Unemployment also fell in Queensland, which like WA has closed its borders to states still experiencing COVID-19 infections.

Queensland’s jobless rare fell from 8.8 per cent to 7.5 per cent.

The jobless rate fell in the Northern Territory from 7.5 per cent to just 4.2 per cent.

Today’s figures also challenge assumptions that women are hardest hit by COVID-19 lay offs with more women returning to the workforce after losing jobs in retail and hospitality as a result of shutdowns.

The new payroll figures suggest men are now just as likely to be out of work and are possibly taking longer to find work again after losing their jobs.

The surprise result comes amid warnings that Australia’s COVID-19 recession could last for four years, with economists predicting the jobs market may not return to normal until 2023.

Overnight, the OECD released new economic forecasts predicting the Australian economy will not get back to its pre-coronavirus level until 2022 with the Victorian coronavirus lockdown extending the recession.

ANZ economists have predicted it could take even longer to return to normal.

“We have downgraded our labour market forecasts, and now don’t expect employment to recover to pre-pandemic levels until 2023,’’ ANZ senior economist Catherine Birch said.

“The labour market outlook is very worrying.
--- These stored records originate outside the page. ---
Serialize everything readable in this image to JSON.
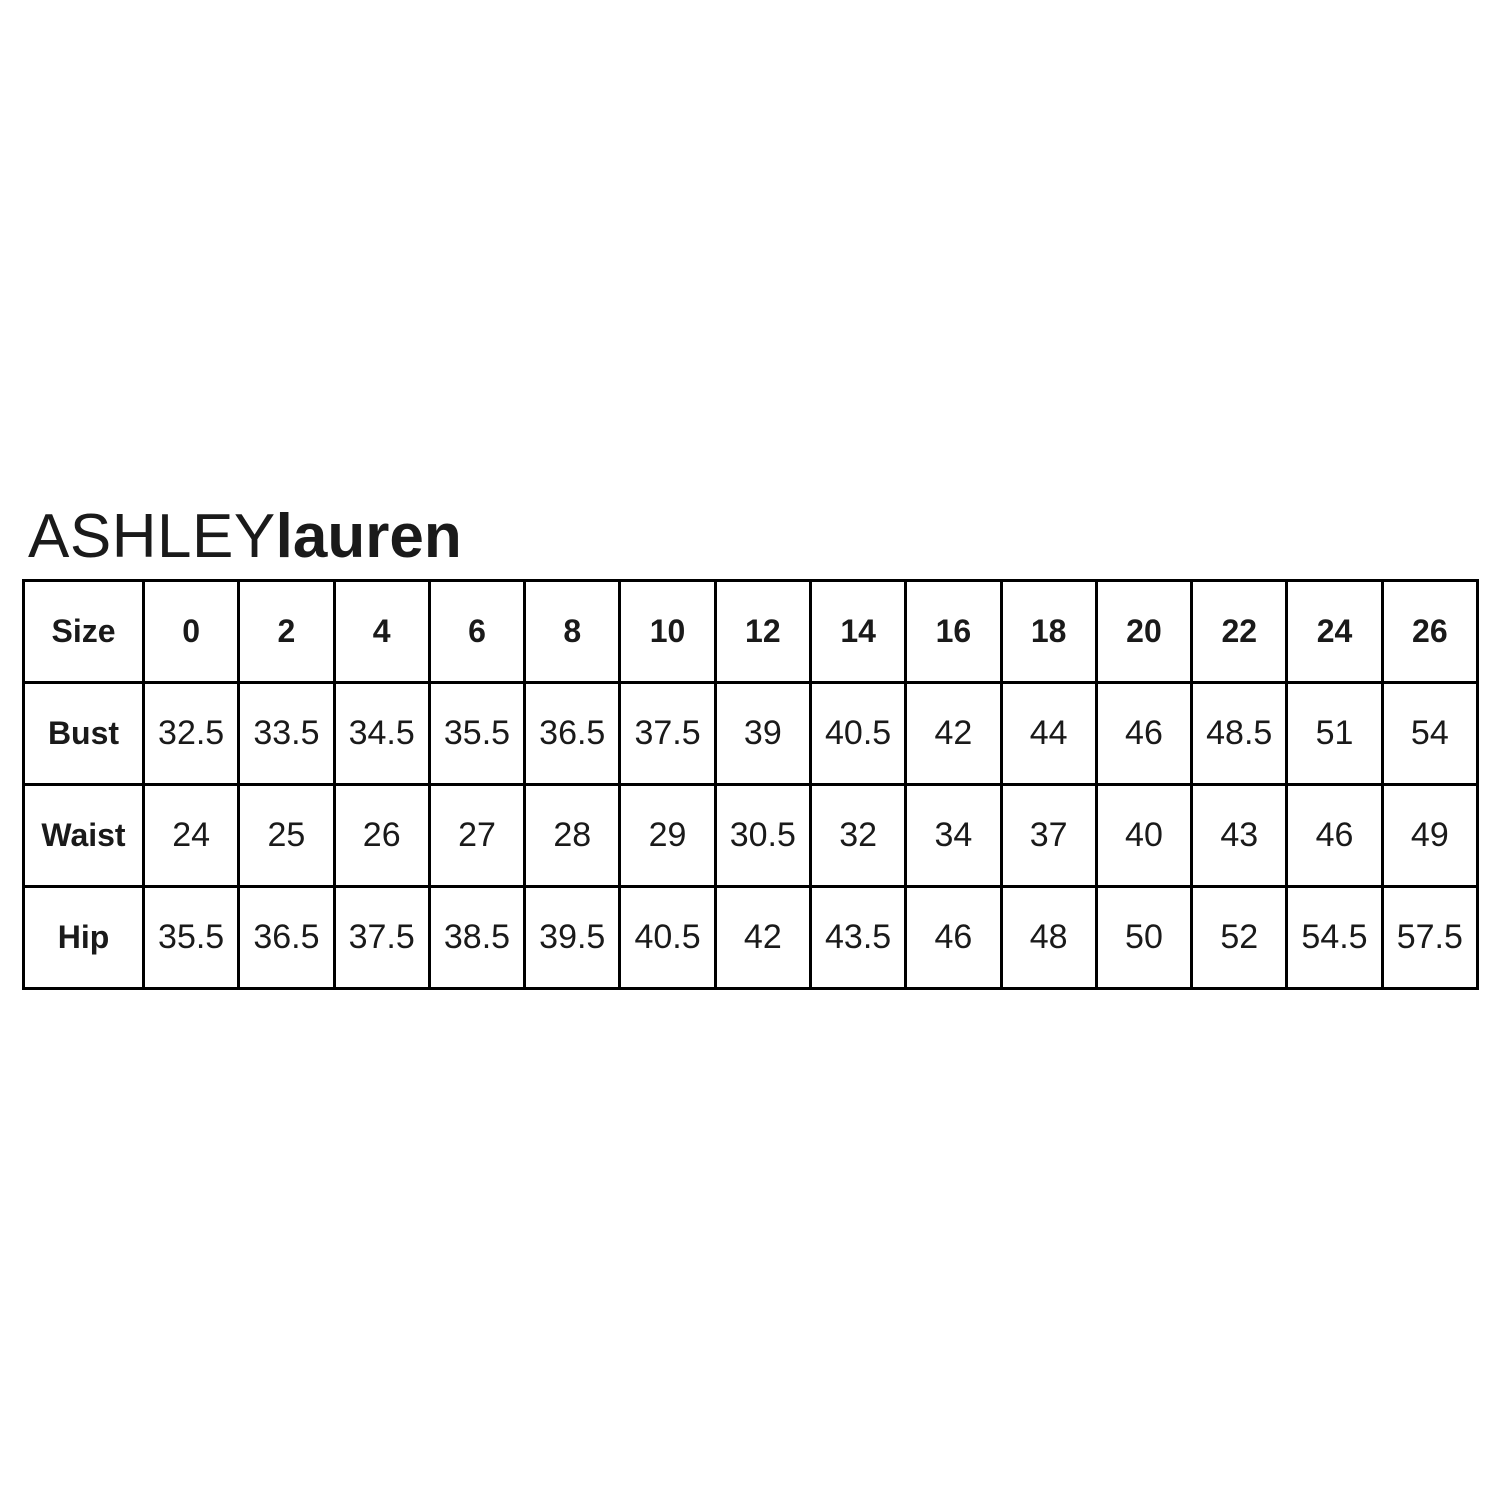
{
  "brand": {
    "name_light": "ASHLEY",
    "name_bold": "lauren"
  },
  "chart_data": {
    "type": "table",
    "columns": [
      "Size",
      "0",
      "2",
      "4",
      "6",
      "8",
      "10",
      "12",
      "14",
      "16",
      "18",
      "20",
      "22",
      "24",
      "26"
    ],
    "rows": [
      {
        "label": "Bust",
        "values": [
          "32.5",
          "33.5",
          "34.5",
          "35.5",
          "36.5",
          "37.5",
          "39",
          "40.5",
          "42",
          "44",
          "46",
          "48.5",
          "51",
          "54"
        ]
      },
      {
        "label": "Waist",
        "values": [
          "24",
          "25",
          "26",
          "27",
          "28",
          "29",
          "30.5",
          "32",
          "34",
          "37",
          "40",
          "43",
          "46",
          "49"
        ]
      },
      {
        "label": "Hip",
        "values": [
          "35.5",
          "36.5",
          "37.5",
          "38.5",
          "39.5",
          "40.5",
          "42",
          "43.5",
          "46",
          "48",
          "50",
          "52",
          "54.5",
          "57.5"
        ]
      }
    ]
  },
  "colors": {
    "text": "#1a1a1a",
    "border": "#000000",
    "background": "#ffffff"
  }
}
Without more fiscal stimulus, unemployment would rise to – and possibly remain at – an unacceptably high level, with damaging long-term consequences.”

The OECD warned that “localised lockdowns, border closures and new restrictions being imposed in some countries to tackle renewed virus outbreaks are likely to have contributed to the recent moderation of the recovery in some countries, such as Australia.”

“Put simply closed borders cost jobs and put the economy in a weaker position to recover,’’ Treasurer Josh Frydenberg said.

“The Morrison Government will continue to do what is necessary to cushion the blow and help all Australians get to the other side of the crisis.”

Labor’s treasury spokesman Jim Chalmers said the grim outlook underlined the risk of slashing payments for the unemployed and the wage subsidy JobKeeper.

“During the deepest recession in almost a century and an escalating jobs crisis, it makes no sense for the Morrison Government to be withdrawing support without a comprehensive jobs plan to replace it,’’ he said.

“The OECD joins the RBA and prominent economists’ calls for more support, not less. Instead of a jobs plan, Scott Morrison and Josh Frydenberg want to wind back JobKeeper, cut super, cut wages, freeze the pension, point the finger and shift the blame.

“This recession will be deeper and unemployment queues will be longer because the Morrison Government is leaving too many people behind in this first recession in three decades.”

A new analysis released today by the McKell Institute underlines the concerns.

It warns that the Morrison Government will rip $1.52 billion out of the economy every fortnight as a result of the reduced JobKeeper per fortnight payments.

By Christmas, this represents a $9.9 billion reduction in fiscal support than would have occurred if the Commonwealth maintained JobKeeper at its original rate.

An estimated one million part time workers will have their JobKeeper pay reduced from $1500 per fortnight to $750 per fortnight, while approximately 2,430,000 full-time workers will see their JobKeeper pay reduced to $1200.